Turkey: Inflation is stable in March while core inflation continues to ease
Consumer prices in Turkey rose 1.03% month-on-month in March, up from February’s 0.16% increase. March’s print was in line with market expectations and reflected noticeably more expensive food and non-alcoholic beverages, while prices for transportation and housing, water, electricity, gas and other fuels also increased. The steepest increase in prices was observed in health.
Inflation, meanwhile, was unchanged from February at 19.7% in March, the lowest reading since August 2018. Core inflation, which exclude more volatile price items such as energy and food, eased to 17.5% in March from 18.1% in the prior month. Core inflation has been on a downward trend in recent months and is in part linked to plummeting domestic demand.
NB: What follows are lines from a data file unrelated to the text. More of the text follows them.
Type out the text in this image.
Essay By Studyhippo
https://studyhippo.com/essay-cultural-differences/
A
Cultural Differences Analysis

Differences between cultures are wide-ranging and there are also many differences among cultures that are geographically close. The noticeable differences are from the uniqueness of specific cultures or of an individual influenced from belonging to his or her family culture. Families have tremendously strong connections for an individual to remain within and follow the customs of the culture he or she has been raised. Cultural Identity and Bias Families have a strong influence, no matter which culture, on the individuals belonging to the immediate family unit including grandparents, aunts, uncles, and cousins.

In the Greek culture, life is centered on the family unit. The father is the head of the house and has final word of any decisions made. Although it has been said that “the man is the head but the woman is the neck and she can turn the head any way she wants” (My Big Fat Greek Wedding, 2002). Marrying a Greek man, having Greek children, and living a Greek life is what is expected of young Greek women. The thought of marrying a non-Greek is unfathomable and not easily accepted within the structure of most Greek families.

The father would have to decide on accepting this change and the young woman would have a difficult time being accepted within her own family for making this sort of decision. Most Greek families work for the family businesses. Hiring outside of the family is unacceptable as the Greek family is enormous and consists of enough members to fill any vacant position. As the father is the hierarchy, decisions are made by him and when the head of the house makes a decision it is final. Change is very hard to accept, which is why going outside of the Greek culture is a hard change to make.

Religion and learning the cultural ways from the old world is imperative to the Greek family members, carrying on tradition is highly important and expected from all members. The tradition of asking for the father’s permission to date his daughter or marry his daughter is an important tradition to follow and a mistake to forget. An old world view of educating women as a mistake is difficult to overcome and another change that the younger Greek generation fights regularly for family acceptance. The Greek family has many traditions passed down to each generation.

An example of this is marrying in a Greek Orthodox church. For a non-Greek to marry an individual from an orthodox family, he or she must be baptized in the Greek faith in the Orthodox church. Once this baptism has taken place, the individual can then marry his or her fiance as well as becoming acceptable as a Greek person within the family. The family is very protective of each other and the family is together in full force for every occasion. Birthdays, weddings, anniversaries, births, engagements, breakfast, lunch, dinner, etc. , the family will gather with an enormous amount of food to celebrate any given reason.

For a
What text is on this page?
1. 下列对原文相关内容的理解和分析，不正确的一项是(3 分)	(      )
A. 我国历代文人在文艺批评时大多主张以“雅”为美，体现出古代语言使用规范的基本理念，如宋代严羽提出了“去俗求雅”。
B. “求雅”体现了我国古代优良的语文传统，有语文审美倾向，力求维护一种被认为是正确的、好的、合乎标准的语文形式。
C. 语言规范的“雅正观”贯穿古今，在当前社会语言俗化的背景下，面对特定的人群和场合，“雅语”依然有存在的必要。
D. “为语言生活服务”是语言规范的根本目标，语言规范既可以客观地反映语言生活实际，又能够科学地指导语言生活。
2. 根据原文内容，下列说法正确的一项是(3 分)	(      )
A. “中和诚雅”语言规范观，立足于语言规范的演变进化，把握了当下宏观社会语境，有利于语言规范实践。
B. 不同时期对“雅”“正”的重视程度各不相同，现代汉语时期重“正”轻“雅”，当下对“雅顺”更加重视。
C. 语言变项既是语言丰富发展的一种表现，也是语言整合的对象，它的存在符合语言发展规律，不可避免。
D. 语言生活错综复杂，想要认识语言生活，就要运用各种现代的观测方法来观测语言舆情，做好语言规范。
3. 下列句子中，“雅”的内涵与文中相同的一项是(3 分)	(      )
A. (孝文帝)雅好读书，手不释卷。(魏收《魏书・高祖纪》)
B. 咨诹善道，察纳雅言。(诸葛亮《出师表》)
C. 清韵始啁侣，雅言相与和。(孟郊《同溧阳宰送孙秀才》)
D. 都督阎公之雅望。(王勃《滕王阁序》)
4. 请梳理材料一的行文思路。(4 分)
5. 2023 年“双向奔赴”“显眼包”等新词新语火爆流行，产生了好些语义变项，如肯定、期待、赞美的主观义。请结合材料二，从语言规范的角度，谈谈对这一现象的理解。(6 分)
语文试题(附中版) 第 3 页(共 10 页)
Looking ahead, Muhammet Mercan, chief Economist at ING Turkey, stated that “exchange rate developments will be watched to assess the inflation outlook, though the current economic backdrop with ongoing weakness in domestic demand will remain supportive [to a continuation of the downtrend]. We shouldn’t rule out [the] likely impact from a marked deterioration in pricing behavior and inflation expectations.”
Yarkin Cebeci, emerging markets analyst at JPMorgan, added that “a relatively weak base and the termination of some tax cuts introduced by the government late last year would be the main factors behind [relatively stable inflation in H1].” However, Cebeci also stated a possible new run on the lira poses a noticeable upside risk to the inflation outlook. In recent weeks, the Turkish lira came under renewed pressure as attested to by the offshore overnight swap rate sky-rocketing prior to local elections on 31 March and Central Bank intervention in the foreign exchange market.